40. Yıl Röportajları |
TALİP ÇİÇEK |
40 YILLIK KARAMÜRSELLİ OKUYUCUMUZ ZAHİR YAVUZ: |
Gazetemiz, Kur’ân hakikatlerinin neşrinde öncü kuvvetler gibi çalışıyor. Kendinizi bize tanıtır mısınız?
Kocaeli ili Karamürsel ilçesi Karapınar Köyünde 1947 yılında doğdum. Dedelerimiz 1877 Rus harbinde Bosna Hersek'ten buraya göç etmişler. İlk okulu köyümüzde okudum, bir müddet köyümüzdeki işlerde aileme yardım ettim. 1966 yılında Amerikan Hava Üssünde altı ay kadar çalıştım, bilâhare askere gittim. Asker sonrası turistik eşya, kuyumculuk ve inşaat gibi ticarî işlerde yaptım. 1996 yılında Bağkur'dan emekli oldum. Şu anda doğduğum köyümde ikamet ediyorum. Ders günleri benim için hem cemaatimizle irtibat, hem de diğer tanıdıklar ve torunlarla görüşme fırsatı oluyor. Onun için haftanın iki günü Karamürsel’e iniyorum.
Risâle-i Nurları kim vasıtasıyla tanıdınız ve Yeni Asya gazetesini ne zamandır okuyorsunuz?

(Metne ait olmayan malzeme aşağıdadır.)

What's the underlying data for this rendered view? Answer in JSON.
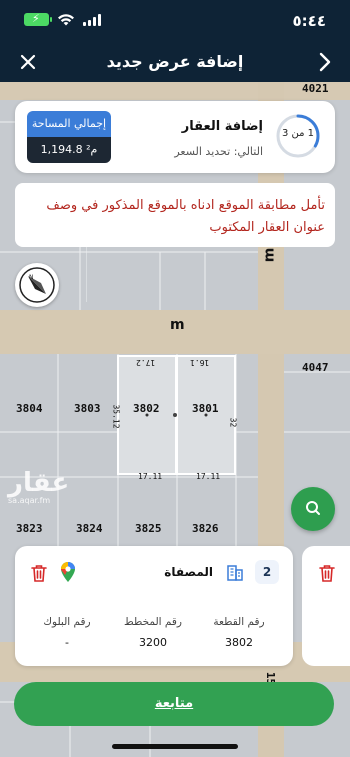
{
  "status": {
    "time": "٥:٤٤"
  },
  "nav": {
    "title": "إضافة عرض جديد",
    "back_icon": "chevron-right-icon",
    "close_icon": "close-icon"
  },
  "step": {
    "progress_text": "1 من 3",
    "progress": 0.333,
    "title": "إضافة العقار",
    "next": "التالي: تحديد السعر",
    "area_label": "إجمالي المساحة",
    "area_value": "1,194.8 م²"
  },
  "warning": "تأمل مطابقة الموقع ادناه بالموقع المذكور في وصف عنوان العقار المكتوب",
  "map": {
    "street_letter": "m",
    "labels": {
      "l4021": "4021",
      "l4047": "4047",
      "l3804": "3804",
      "l3803": "3803",
      "l3802": "3802",
      "l3801": "3801",
      "l3823": "3823",
      "l3824": "3824",
      "l3825": "3825",
      "l3826": "3826",
      "d1": "17.2",
      "d2": "16.1",
      "d3": "35.12",
      "d4": "32",
      "d5": "17.11",
      "d6": "17.11",
      "d7": "15"
    },
    "watermark": {
      "name": "عقار",
      "url": "sa.aqar.fm"
    }
  },
  "property": {
    "index": "2",
    "district": "المصفاة",
    "plot_label": "رقم القطعة",
    "plot_value": "3802",
    "plan_label": "رقم المخطط",
    "plan_value": "3200",
    "block_label": "رقم البلوك",
    "block_value": "-"
  },
  "continue_label": "متابعة",
  "colors": {
    "accent_green": "#32a152",
    "header_navy": "#0e2336",
    "warning_red": "#b3261e",
    "area_blue": "#3b7dd8"
  }
}
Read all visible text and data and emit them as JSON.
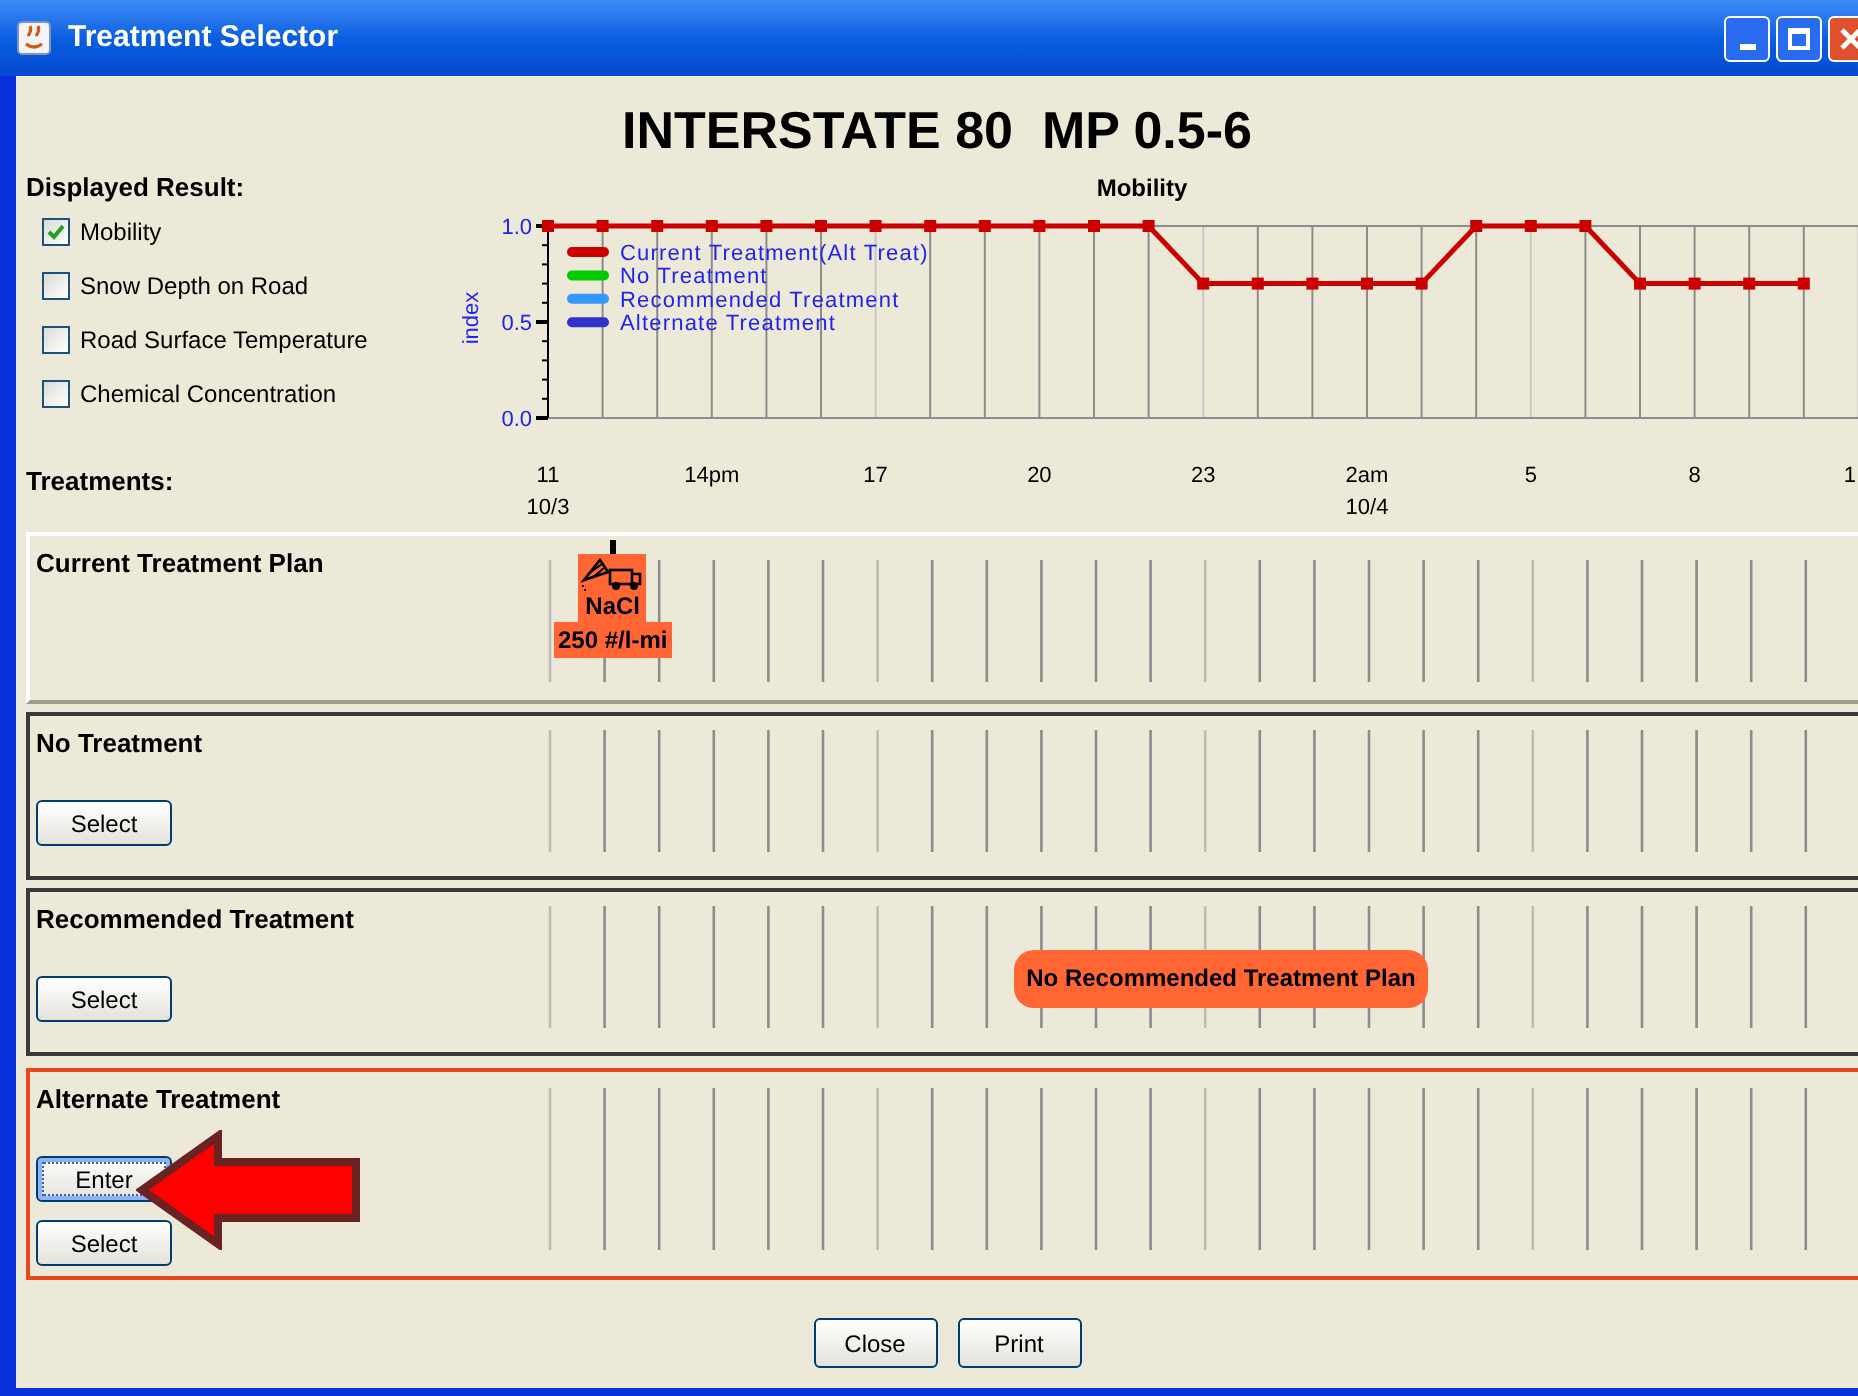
{
  "window": {
    "title": "Treatment Selector"
  },
  "heading": "INTERSTATE 80  MP 0.5-6",
  "displayed_result": {
    "label": "Displayed Result:",
    "options": [
      {
        "label": "Mobility",
        "checked": true
      },
      {
        "label": "Snow Depth on Road",
        "checked": false
      },
      {
        "label": "Road Surface Temperature",
        "checked": false
      },
      {
        "label": "Chemical Concentration",
        "checked": false
      }
    ]
  },
  "chart_data": {
    "type": "line",
    "title": "Mobility",
    "ylabel": "index",
    "ylim": [
      0,
      1
    ],
    "yticks": [
      {
        "value": 0,
        "label": "0.0"
      },
      {
        "value": 0.5,
        "label": "0.5"
      },
      {
        "value": 1,
        "label": "1.0"
      }
    ],
    "categories": [
      "11\n10/3",
      null,
      null,
      "14pm",
      null,
      null,
      "17",
      null,
      null,
      "20",
      null,
      null,
      "23",
      null,
      null,
      "2am\n10/4",
      null,
      null,
      "5",
      null,
      null,
      "8",
      null,
      null,
      "1"
    ],
    "grid": true,
    "series": [
      {
        "name": "Current Treatment(Alt Treat)",
        "color": "#cc0000",
        "marker": "square",
        "values": [
          1,
          1,
          1,
          1,
          1,
          1,
          1,
          1,
          1,
          1,
          1,
          1,
          0.7,
          0.7,
          0.7,
          0.7,
          0.7,
          1,
          1,
          1,
          0.7,
          0.7,
          0.7,
          0.7,
          null
        ]
      },
      {
        "name": "No Treatment",
        "color": "#00cc00",
        "values": [
          null,
          null,
          null,
          null,
          null,
          null,
          null,
          null,
          null,
          null,
          null,
          null,
          null,
          null,
          null,
          null,
          null,
          null,
          null,
          null,
          null,
          null,
          null,
          null,
          null
        ]
      },
      {
        "name": "Recommended Treatment",
        "color": "#3399ff",
        "values": [
          null,
          null,
          null,
          null,
          null,
          null,
          null,
          null,
          null,
          null,
          null,
          null,
          null,
          null,
          null,
          null,
          null,
          null,
          null,
          null,
          null,
          null,
          null,
          null,
          null
        ]
      },
      {
        "name": "Alternate Treatment",
        "color": "#3333cc",
        "values": [
          null,
          null,
          null,
          null,
          null,
          null,
          null,
          null,
          null,
          null,
          null,
          null,
          null,
          null,
          null,
          null,
          null,
          null,
          null,
          null,
          null,
          null,
          null,
          null,
          null
        ]
      }
    ]
  },
  "treatments_label": "Treatments:",
  "panels": [
    {
      "kind": "plan",
      "title": "Current Treatment Plan",
      "selected": false,
      "applications": [
        {
          "product": "NaCl",
          "rate": "250 #/l-mi"
        }
      ]
    },
    {
      "kind": "option",
      "title": "No Treatment",
      "selected": false,
      "buttons": [
        {
          "label": "Select",
          "focused": false
        }
      ]
    },
    {
      "kind": "option",
      "title": "Recommended Treatment",
      "selected": false,
      "buttons": [
        {
          "label": "Select",
          "focused": false
        }
      ],
      "message": "No Recommended Treatment Plan"
    },
    {
      "kind": "option",
      "title": "Alternate Treatment",
      "selected": true,
      "buttons": [
        {
          "label": "Enter",
          "focused": true
        },
        {
          "label": "Select",
          "focused": false
        }
      ]
    }
  ],
  "footer_buttons": [
    "Close",
    "Print"
  ]
}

Amerikan Hava Üssünde çalışırken Yusuf Kara isminde bir arkadaşla tanışmıştık. Yaklaşık iki yıl aradan sonra kendisi ile camide namaz vaktinde karşılaştık. Bu arkadaşımız Gölcük'te Faik Cengiz Ağabey vasıtasıyla Risâle-i Nurları tanımış ve Karamürsel'de evlerde dersler yapmaya başlamışlar. İlk derse beni bu arkadaşım dâvet etti, gittim. Derste bizim gibi genç arkadaşlar vardı. Gölcük'ten gelen arkadaşlar Risâle-i Nurdan bir bölüm okudular. Okunan yerden çok istifade ettim, fakat yine de merak edip "Niçin ilmihal dersleri yapmıyorsunuz?" demiştim. Dersin ahengini bozmamak için buna bilâhare cevap verebileceklerini nazikane dile getirdiler. Konu harici sorulara dersin arasında cevap verilmesi zihinleri dağıtacağı için dersin sonunda cevap verilmesinin daha yararlı olduğunu şimdi daha iyi anlıyorum. O zamanlar İttihad gazetesi haftalık olarak yayınlanıyordu. Ben de abone oldum, bilâhare Yeni Asya gazetesi günlük olarak çıkmaya başladı, ben de ilk yayın tarihinden beri almaya devam ediyorum. Bu dâvânın mensubu olmamda Fehmi Peker, Ali Ersöz ve rahmetli Süleyman Özcan gibi arkadaşların çok emekleri olmuştur. Kendilerine teşekkür ve duâ ediyorum.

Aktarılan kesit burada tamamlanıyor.